Hey guys, I know things have been pretty BodyAttack-ish lately what with my Module Training on the weekend and my review of Release 79 this morning, but I promise I’ll try and balance things out a bit. You can’t blame me though, it’s like this crazy thing that spreads all over you- haha that sounded odd but you get me.
How is your Tuesday? It’s still raining and miserable here, and to top it off I’ve got uni this afternoon. The rain, my lack of motivation and the apparent ridiculous situation in our uni carpark has got me dreading the trip…oh not to mention it’s a round trip of 80km and $16 of tolls… Must remind self- only one more year.

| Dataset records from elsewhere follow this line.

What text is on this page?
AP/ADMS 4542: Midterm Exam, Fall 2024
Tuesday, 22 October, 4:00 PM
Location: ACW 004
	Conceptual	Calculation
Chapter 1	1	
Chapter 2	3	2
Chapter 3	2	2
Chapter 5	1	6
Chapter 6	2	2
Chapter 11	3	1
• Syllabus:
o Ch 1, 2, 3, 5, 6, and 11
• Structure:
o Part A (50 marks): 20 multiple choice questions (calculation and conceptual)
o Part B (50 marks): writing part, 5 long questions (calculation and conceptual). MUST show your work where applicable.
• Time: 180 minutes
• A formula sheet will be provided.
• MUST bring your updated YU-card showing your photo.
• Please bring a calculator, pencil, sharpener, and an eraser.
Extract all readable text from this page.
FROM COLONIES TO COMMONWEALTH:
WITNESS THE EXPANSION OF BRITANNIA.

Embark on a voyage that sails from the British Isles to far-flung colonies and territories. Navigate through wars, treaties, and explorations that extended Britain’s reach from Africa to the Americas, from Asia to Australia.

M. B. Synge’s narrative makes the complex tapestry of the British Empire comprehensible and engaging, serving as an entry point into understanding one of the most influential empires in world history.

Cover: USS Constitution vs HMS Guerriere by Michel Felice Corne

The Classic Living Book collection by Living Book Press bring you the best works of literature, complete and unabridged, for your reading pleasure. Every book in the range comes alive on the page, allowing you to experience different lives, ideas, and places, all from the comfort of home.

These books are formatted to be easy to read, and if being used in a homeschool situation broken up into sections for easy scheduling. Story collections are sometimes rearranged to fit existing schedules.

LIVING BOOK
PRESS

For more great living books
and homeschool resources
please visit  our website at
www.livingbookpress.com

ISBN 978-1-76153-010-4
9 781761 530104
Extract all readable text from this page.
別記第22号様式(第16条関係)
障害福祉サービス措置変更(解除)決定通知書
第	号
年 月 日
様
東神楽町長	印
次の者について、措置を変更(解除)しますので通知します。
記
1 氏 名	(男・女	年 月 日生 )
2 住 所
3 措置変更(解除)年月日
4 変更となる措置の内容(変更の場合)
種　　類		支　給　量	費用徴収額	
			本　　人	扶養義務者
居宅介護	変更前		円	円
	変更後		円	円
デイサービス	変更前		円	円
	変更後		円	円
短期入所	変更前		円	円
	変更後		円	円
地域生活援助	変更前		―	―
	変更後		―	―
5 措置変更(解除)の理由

Anyways apart from a sweaty lower body weight session this morning and a CXWORX class I’ve been eating, organising this and that on the computer and cleaning the kitchen. Oh and I finally made friends with my foam roller again.
Being Hungry Is a Scary Thing
My crazy nine hour days for training left me with quite an appetite on Monday- I didn’t eat all that much Saturday and Sunday (we were constantly moving and working out so couldn’t do that on a full belly, plus I wasn’t overly famished those nights) so I think it all caught up with me yesterday. And even a little bit today.
You know what I’ve realised? I’m terrified of being hungry, especially when it’s that hunger that just seems insatiable- or the one that seems satisfied after a snack and twenty minutes later is crying for more.
Why am I scared, I don’t really know. Maybe because I’ve had a past of depriving myself and eating more means more calories. Maybe it’s because I’m scared the hunger will never stop and it will get out of control. Maybe it’s purely because I still have trust issues with my body to deal with.
Or maybe it’s a combination of a bazillion different reasons. But in all honesty, I don’t think I’m alone in this.
I get into a situation where I’m hungry and instead of just eating, I over think everything.
I just ate but? Will I ever not be hungry? Does this make me greedy? Am I actually hungry? What will I eat? What if I make an unhealthy choice? What if someone judges me? Will it make me gain weight?
Ugh I don’t want to be scared of such a stupid thing- something that’s crucial to everyday functioning and living!
I don’t know what I can do to take away this anxiety around being hungry, hmm. I will talk to my therapist about it on Thursday and report back.
- Any tips for dealing with hunger anxiety?
- Do you get anxious about something ‘silly’ like this?